Here, too, imprecise measurements might be of diagnostic value.


04-07-02 Biomarkers


To add confusion to complicated science, chan­ges of terms and ter­mi­no­lo­gy are com­­mon in contemporary bioscience.

Thirty years after the description of relaxat­ion times and re­la­xa­tion ra­tes as pos­sib­le or, rather, questionable biological indicators they were re-rank­ed among bio­­lo­­gi­­cal mark­ers or biomarkers.

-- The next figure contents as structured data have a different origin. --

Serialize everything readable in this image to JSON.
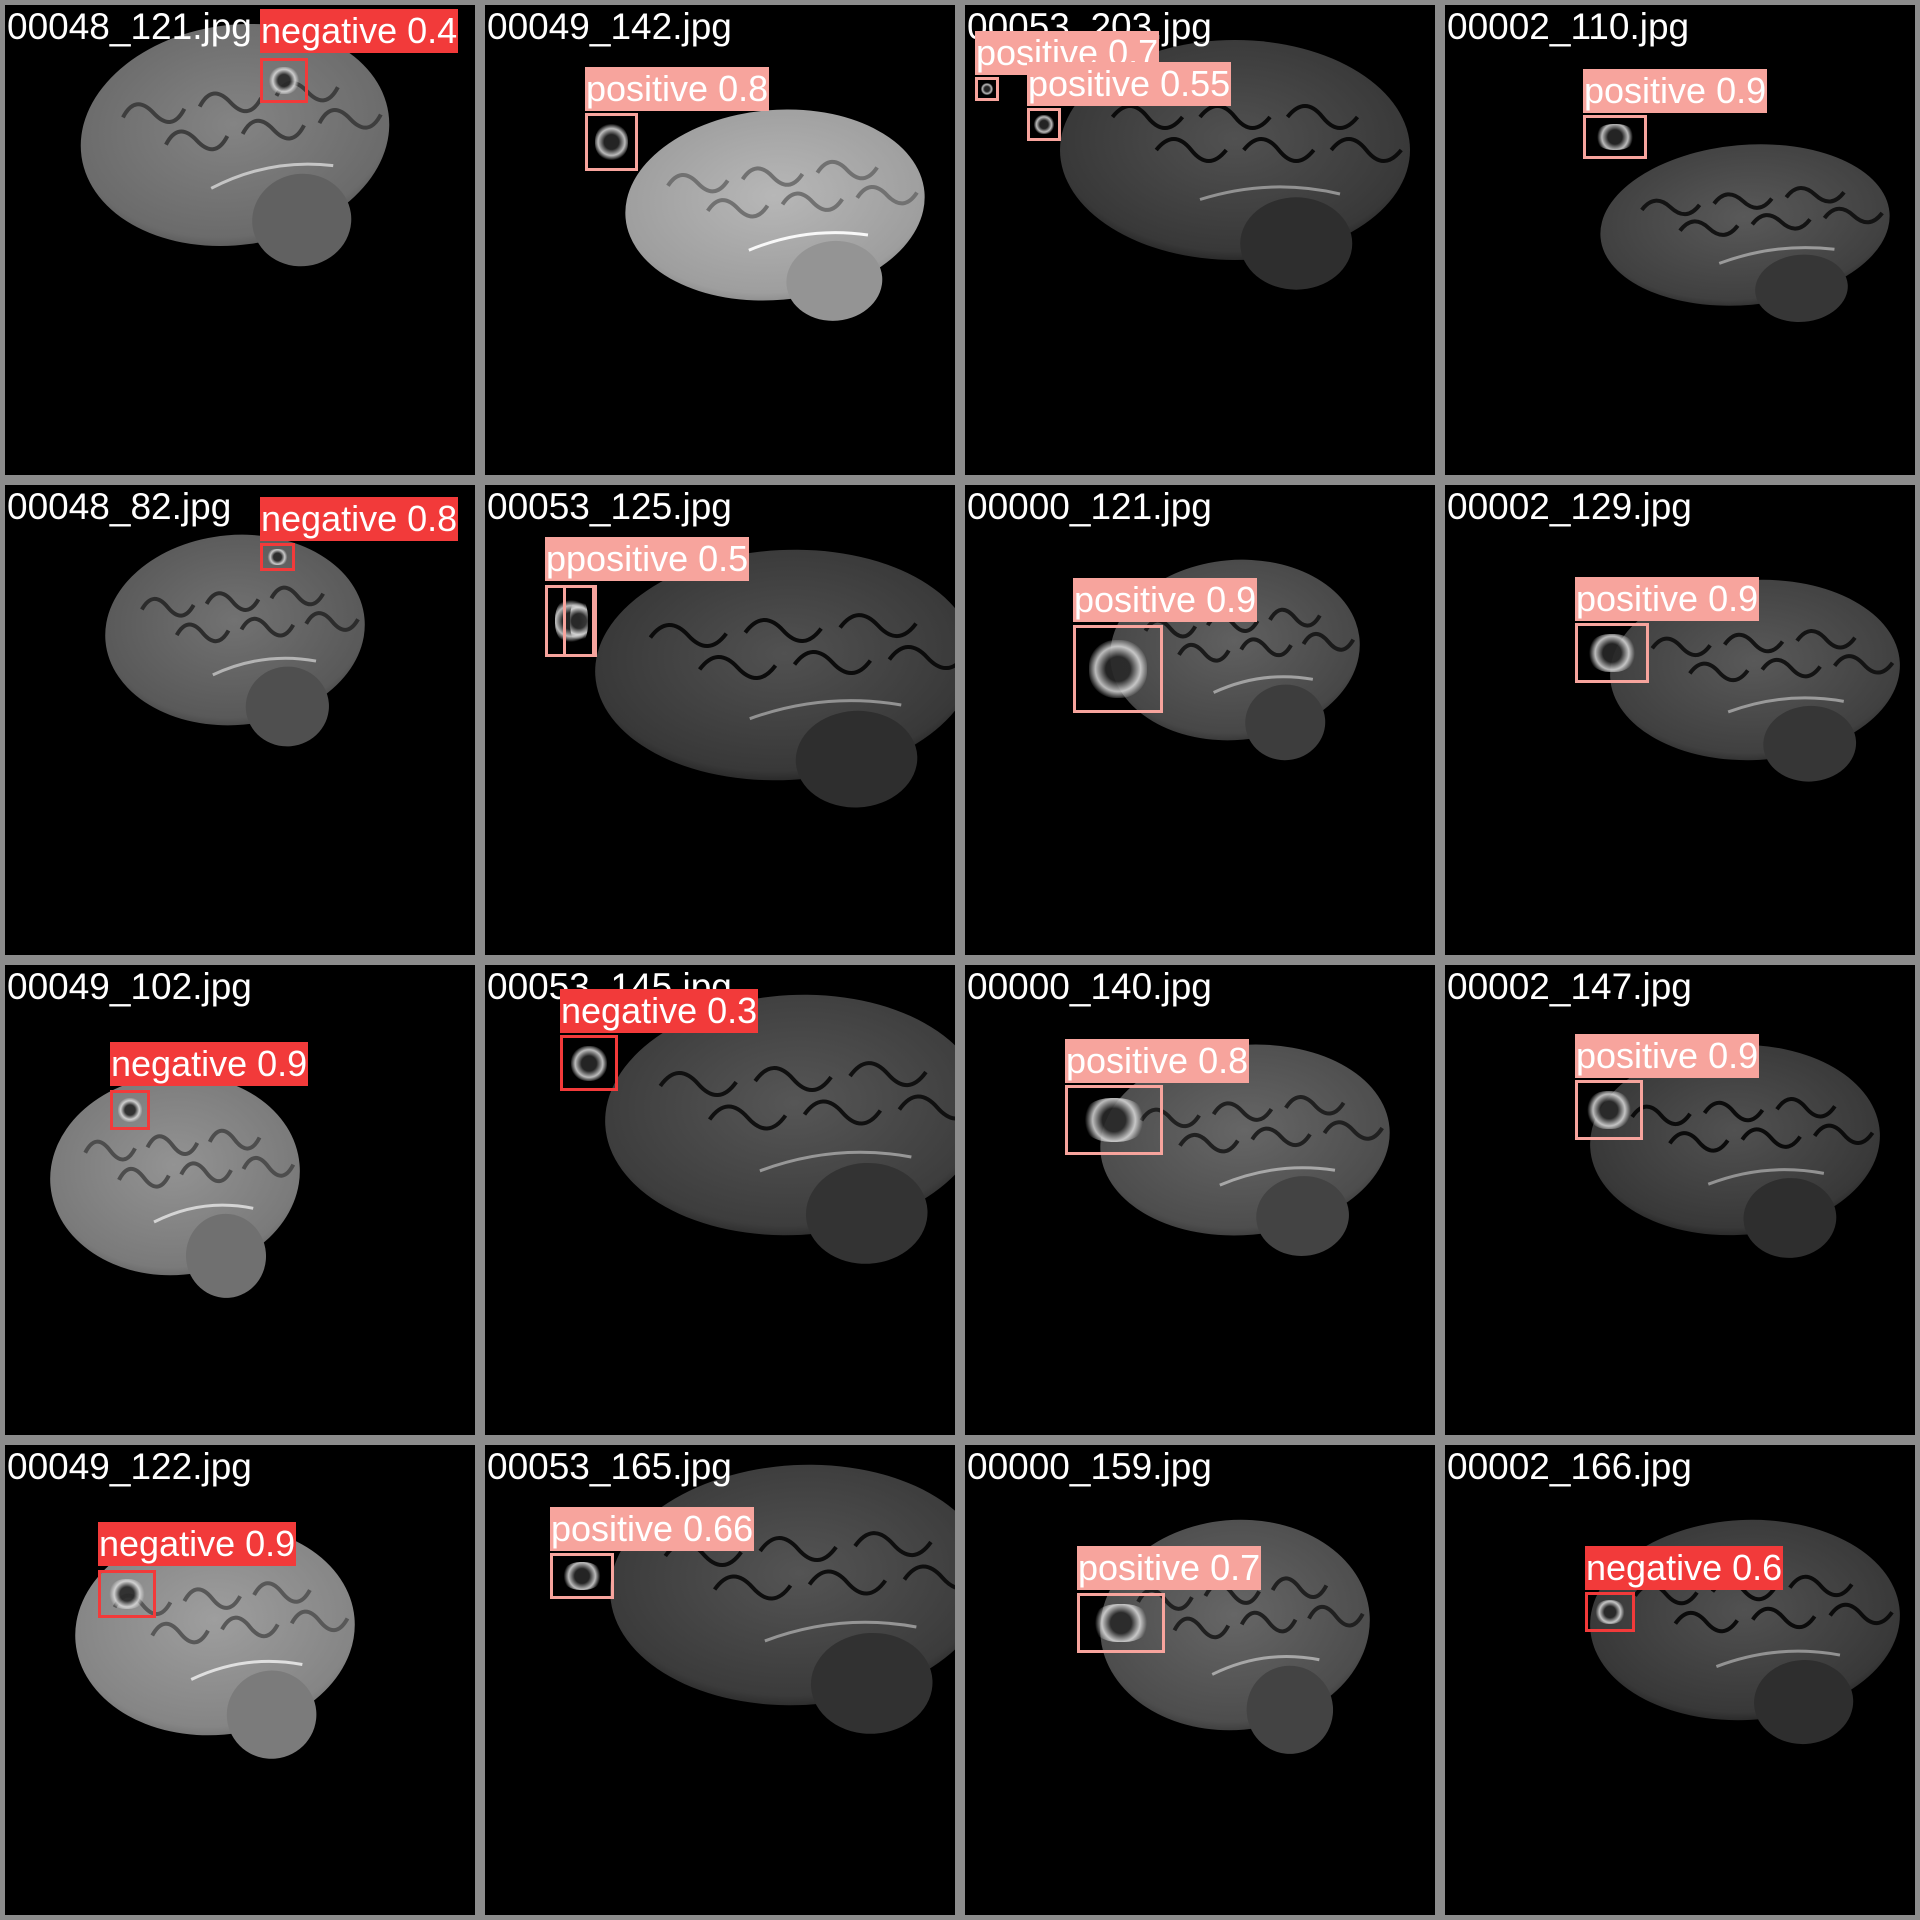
{
  "colors": {
    "positive": "#f7a49d",
    "negative": "#f23a3a"
  },
  "tiles": [
    {
      "filename": "00048_121.jpg",
      "detections": [
        {
          "label": "negative 0.4",
          "cls": "negative"
        }
      ]
    },
    {
      "filename": "00049_142.jpg",
      "detections": [
        {
          "label": "positive 0.8",
          "cls": "positive"
        }
      ]
    },
    {
      "filename": "00053_203.jpg",
      "detections": [
        {
          "label": "positive 0.7",
          "cls": "positive"
        },
        {
          "label": "positive 0.55",
          "cls": "positive"
        }
      ]
    },
    {
      "filename": "00002_110.jpg",
      "detections": [
        {
          "label": "positive 0.9",
          "cls": "positive"
        }
      ]
    },
    {
      "filename": "00048_82.jpg",
      "detections": [
        {
          "label": "negative 0.8",
          "cls": "negative"
        }
      ]
    },
    {
      "filename": "00053_125.jpg",
      "detections": [
        {
          "label": "ppositive 0.5",
          "cls": "positive"
        },
        {
          "label": "",
          "cls": "positive"
        }
      ]
    },
    {
      "filename": "00000_121.jpg",
      "detections": [
        {
          "label": "positive 0.9",
          "cls": "positive"
        }
      ]
    },
    {
      "filename": "00002_129.jpg",
      "detections": [
        {
          "label": "positive 0.9",
          "cls": "positive"
        }
      ]
    },
    {
      "filename": "00049_102.jpg",
      "detections": [
        {
          "label": "negative 0.9",
          "cls": "negative"
        }
      ]
    },
    {
      "filename": "00053_145.jpg",
      "detections": [
        {
          "label": "negative 0.3",
          "cls": "negative"
        }
      ]
    },
    {
      "filename": "00000_140.jpg",
      "detections": [
        {
          "label": "positive 0.8",
          "cls": "positive"
        }
      ]
    },
    {
      "filename": "00002_147.jpg",
      "detections": [
        {
          "label": "positive 0.9",
          "cls": "positive"
        }
      ]
    },
    {
      "filename": "00049_122.jpg",
      "detections": [
        {
          "label": "negative 0.9",
          "cls": "negative"
        }
      ]
    },
    {
      "filename": "00053_165.jpg",
      "detections": [
        {
          "label": "positive 0.66",
          "cls": "positive"
        }
      ]
    },
    {
      "filename": "00000_159.jpg",
      "detections": [
        {
          "label": "positive 0.7",
          "cls": "positive"
        }
      ]
    },
    {
      "filename": "00002_166.jpg",
      "detections": [
        {
          "label": "negative 0.6",
          "cls": "negative"
        }
      ]
    }
  ]
}
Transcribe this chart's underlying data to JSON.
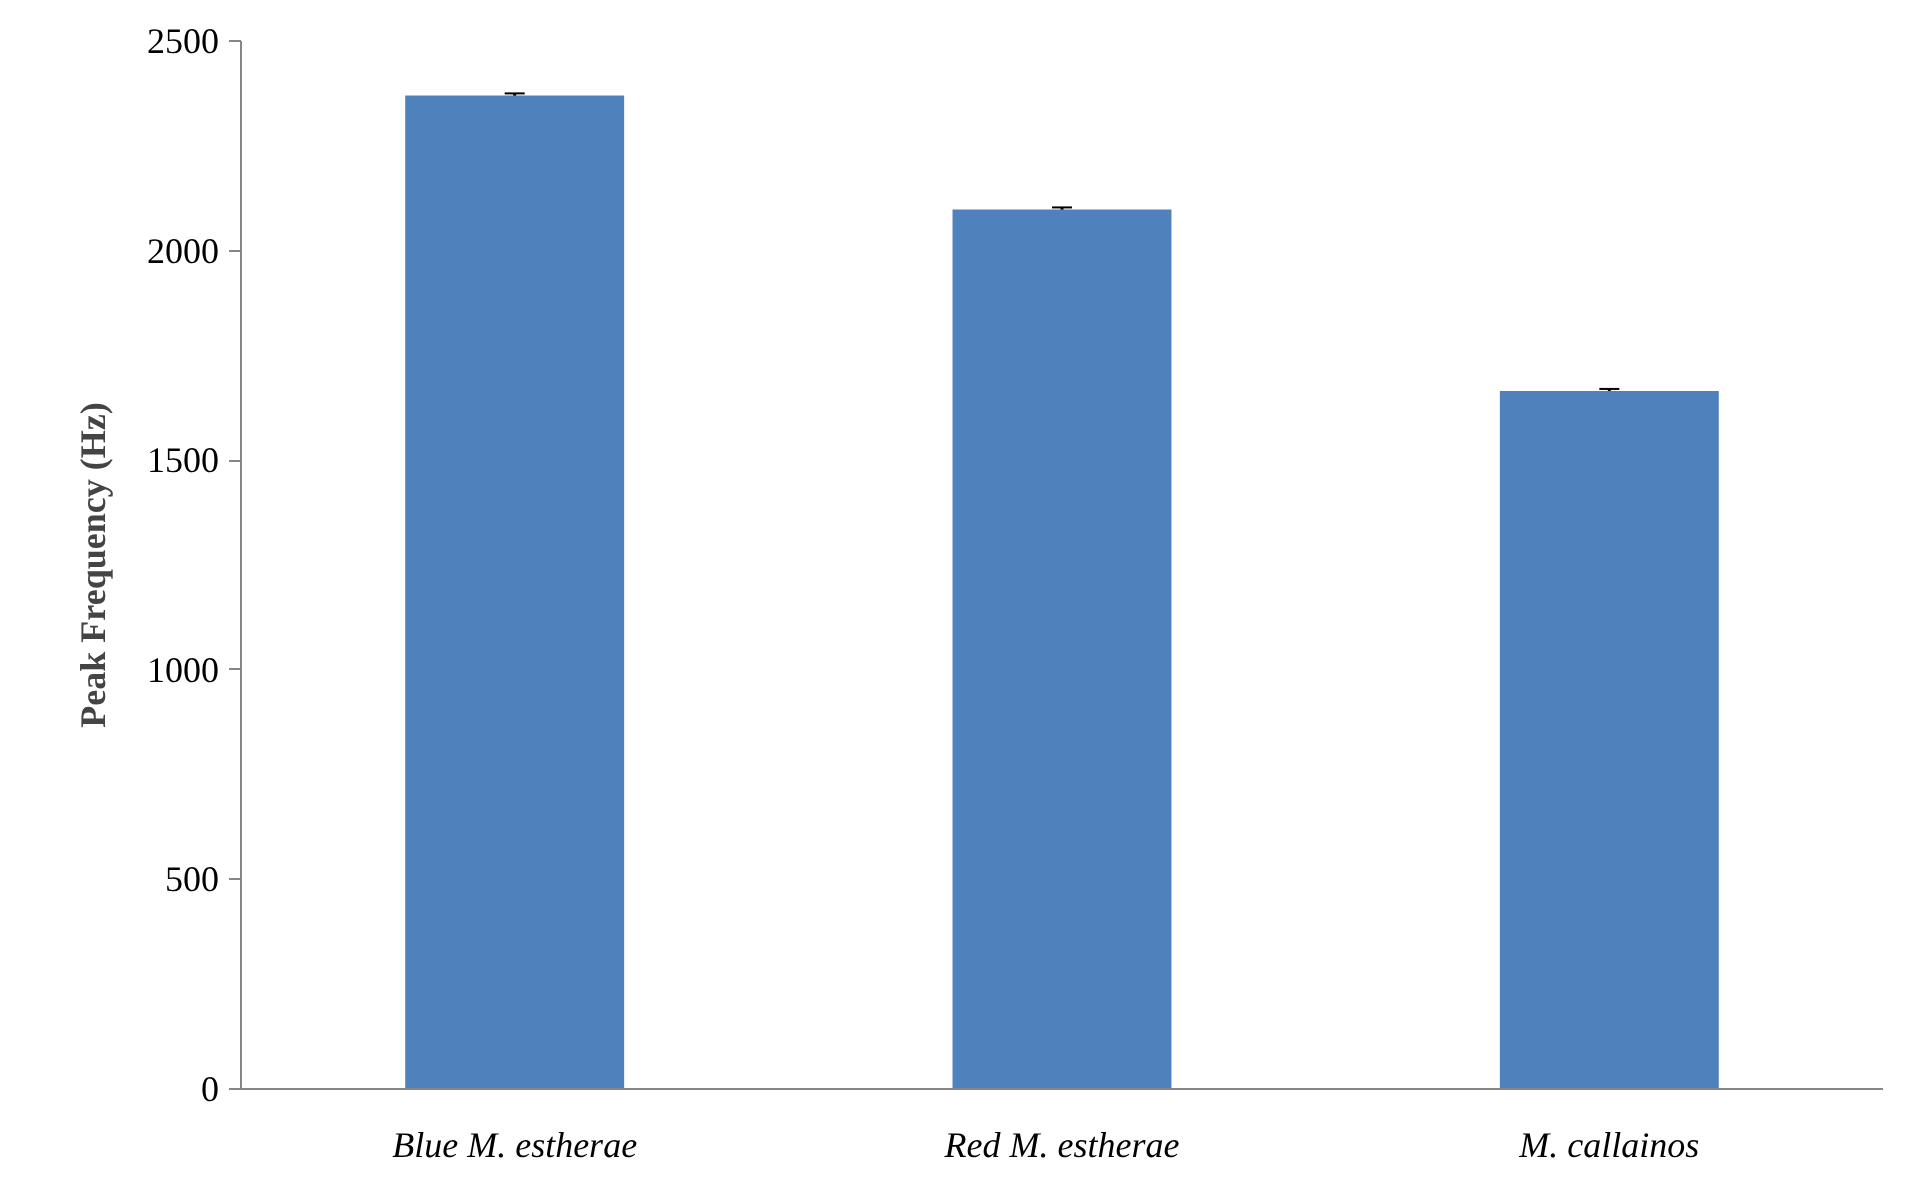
{
  "chart_data": {
    "type": "bar",
    "ylabel": "Peak Frequency (Hz)",
    "categories": [
      "Blue M. estherae",
      "Red M. estherae",
      "M. callainos"
    ],
    "values": [
      2370,
      2098,
      1665
    ],
    "errors": [
      5,
      5,
      5
    ],
    "color": "#4f81bd",
    "ylim": [
      0,
      2500
    ],
    "yticks": [
      0,
      500,
      1000,
      1500,
      2000,
      2500
    ],
    "grid": false
  }
}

In general, biomarkers are bio­logical in­dicators of any kind; there are thousands of them. They are not spe­cific for MR imaging or MR spectroscopy. Typical bio­mar­­kers are mea­sure­ments or scores such as blood pressure, body tempera­ture, the body mass index, or clinical signs such as external manifestations of disease. Many of them are helpful, others of limited and questionable value — still widely used.

In MR imaging, biomarkers break down into numerous subgroups where they can be applied standing alone or several combined, relaxation times being only one of them.

Aside of T1 and T2, there are other possible indicators for the detection, dia­gno­sis, and monitoring of treatment, i.e., of particular physiological or disease states.

Quantifica­tion of MR parameters is also dis­cussed in Chapter 15. Biomarkers ex­­tract­­ed through image segmentation and multispec­tral analy­sis and the basics of artificial intelligence are also de­scrib­ed in Chapter 15, those acquired with the help of contrast agents in Chapter 13, and by dy­na­mic imag­­ing in Chapter 16.